Ahh, zombies. In many ways, speaking of the entertainment world, the end has already arrived and we are overrun with zombies. Zombie comics, t-shirts, movies, toys, and television shows. I used to love zombie movies. Hell, I wrote a zombie screenplay in college. The zombie craze reignited in the early 2000s with 28 Days Later and the remake of Dawn of the Dead. From then on, we’ve been fairly well saturated with the undead.
Can you get too much of a good thing? Yes, yes of course you can. Too much of anything will eventually kill you or drive you insane. What a stupid question. Ignoring that momentary lapse of stupidity, when inundated with zombie flicks to the point of not caring, is it possible to find anything worthwhile, anything new?
Enter The Dead. (That sounds pornographic!)
Zombie movies that work on any level most do one thing, and that is destroy zombies. There are around five legit on-screen zombie related deaths of people and a few more scattered around and off-screen to other causes, like a plane crash. In terms of the undead being redeaded, I’d say north of 75 zombies are dispatched.
Gore
The gore we see is mostly okay with a few highlights. It’s a zombie film, so we get a lot of bites and a lot of gunshots to the head. A guy goes on a machete rampage against a ton of zombies at one point, which is cool, and there is a great head smashing scene. Some of the bites are particularly vicious, with torn flesh.
Lust
Absolutely nothing.
Learning
You are especially fucked in a desert climate during the zombie Apocalypse. The desert will kill you on a normal day, one without roaming legions of the undead, so just imagine how complicated it gets when stragglers catch up to you and try to eat your face.
Review
The Dead is a story of survival. Two men, one an American Army Engineer and the other a Some-Nameless-African-Country Sergeant, whose paths cross and they decide their odds of survival are better together. One is just looking to get out, the other, trying to find his son. If the desert doesn’t kill them first, the zombies just might.

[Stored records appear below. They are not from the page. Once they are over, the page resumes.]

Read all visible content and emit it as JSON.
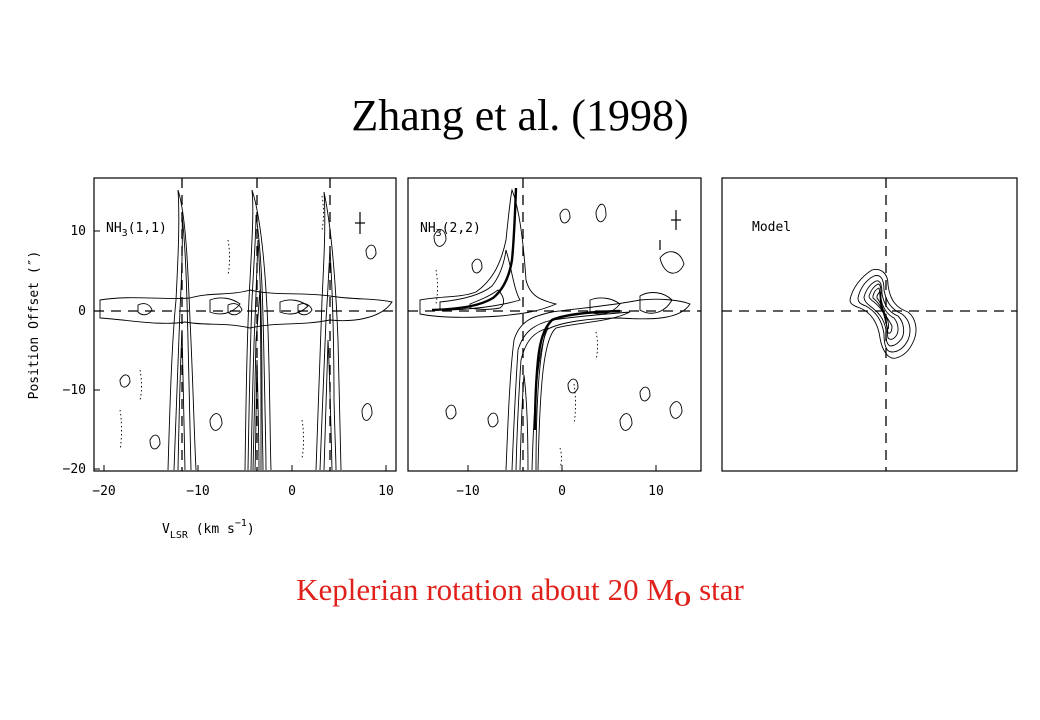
{
  "slide": {
    "title": "Zhang et al. (1998)",
    "caption": {
      "w1": "Keplerian",
      "w2": "rotation",
      "w3": "about",
      "w4": "20 M",
      "sub": "O",
      "w5": "star"
    },
    "caption_color": "#e0211b"
  },
  "figure": {
    "panels": [
      {
        "label_main": "NH",
        "label_sub": "3",
        "label_rest": "(1,1)"
      },
      {
        "label_main": "NH",
        "label_sub": "3",
        "label_rest": "(2,2)"
      },
      {
        "label": "Model"
      }
    ],
    "y_axis": {
      "label": "Position Offset (″)",
      "ticks": [
        "10",
        "0",
        "−10",
        "−20"
      ]
    },
    "x_axis": {
      "label_main": "V",
      "label_sub": "LSR",
      "label_rest": " (km s",
      "label_sup": "−1",
      "label_close": ")",
      "panel1_ticks": [
        "−20",
        "−10",
        "0",
        "10"
      ],
      "panel2_ticks": [
        "−10",
        "0",
        "10"
      ]
    }
  }
}
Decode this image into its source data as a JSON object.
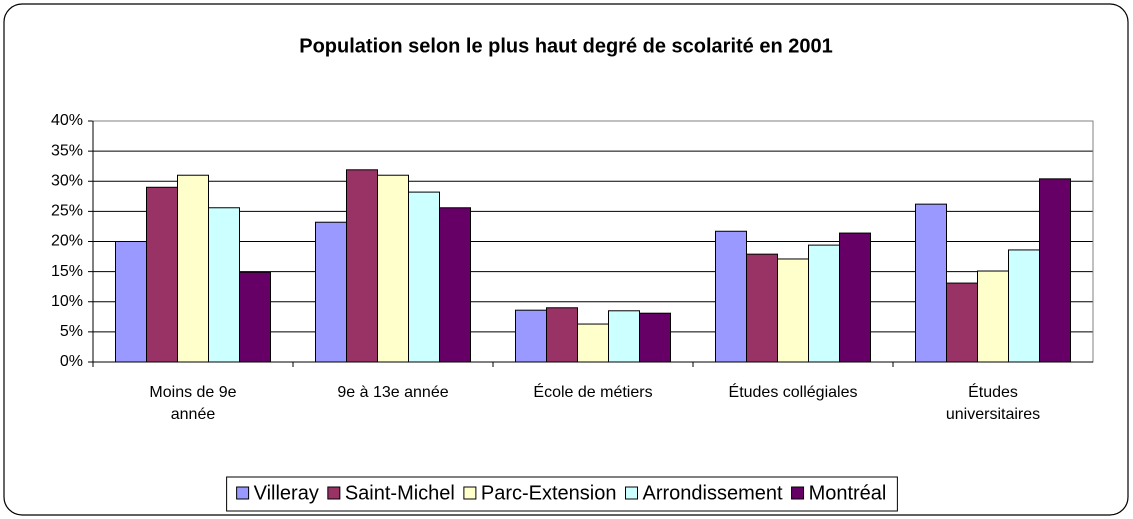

There’s not much more to it than that. People try to cross the African desert and zombies shamble after them every now and again. What The Dead does right is take a more realistic survival approach for most of the film. Our heroes don’t engage every zombie they see. If a slow moving zombie appears, they’ll walk around it to save ammunition. If a zombie is in uniform, and thus likely carrying supplies, it’s killed and looted. Need a new desert friendly get-up? Kill a zombie who is better dressed than you.
It feels as though it was written by guys who were always yelling at the TV, telling stupid characters what to do – and most of the time, there’s very little to yell at the movie about. The characters behave pretty intelligently – to a point.
Both of these men, who are supposed to be trained Armed Forces officers, lack basic field craft when it comes to establishing shelter and perimeter defenses. A single strand of rope with a single tin can is not going to be a good warning system. Likewise, sleeping on the ground is stupid, even if there aren’t zombies. If you smartly decide to sleep in an elevated position, you don’t just balance on a tree branch and hope for the best. A lofted bed can be created quite readily.
Similarly, when gathering gas, the men attempt to fill a large container, which if it was fully filled, would weigh north of 400lbs. A smarter solution would be to get a small container of gas, then bring the car to the gas, fill it up, fill up the large container, and take it with you. Think boys, think!
The Dead is almost overwhelmingly quiet. There is little dialog and little intense action. There are some great, tense sequences, but these are often short and well spread out. While the zombies permeate the scenes and are almost always present, there is a sense of immediacy and danger that is often missing from the film. This may be the intent, in portraying a ‘realistic’ situation, but as a film, it suffers.
Overall, this is a fairly smart and somewhat fresh take on the zombie apocalypse. It’s worth watching if you’re a zombie fan or haven’t been overwhelmed with the genre yet, but make it a rental.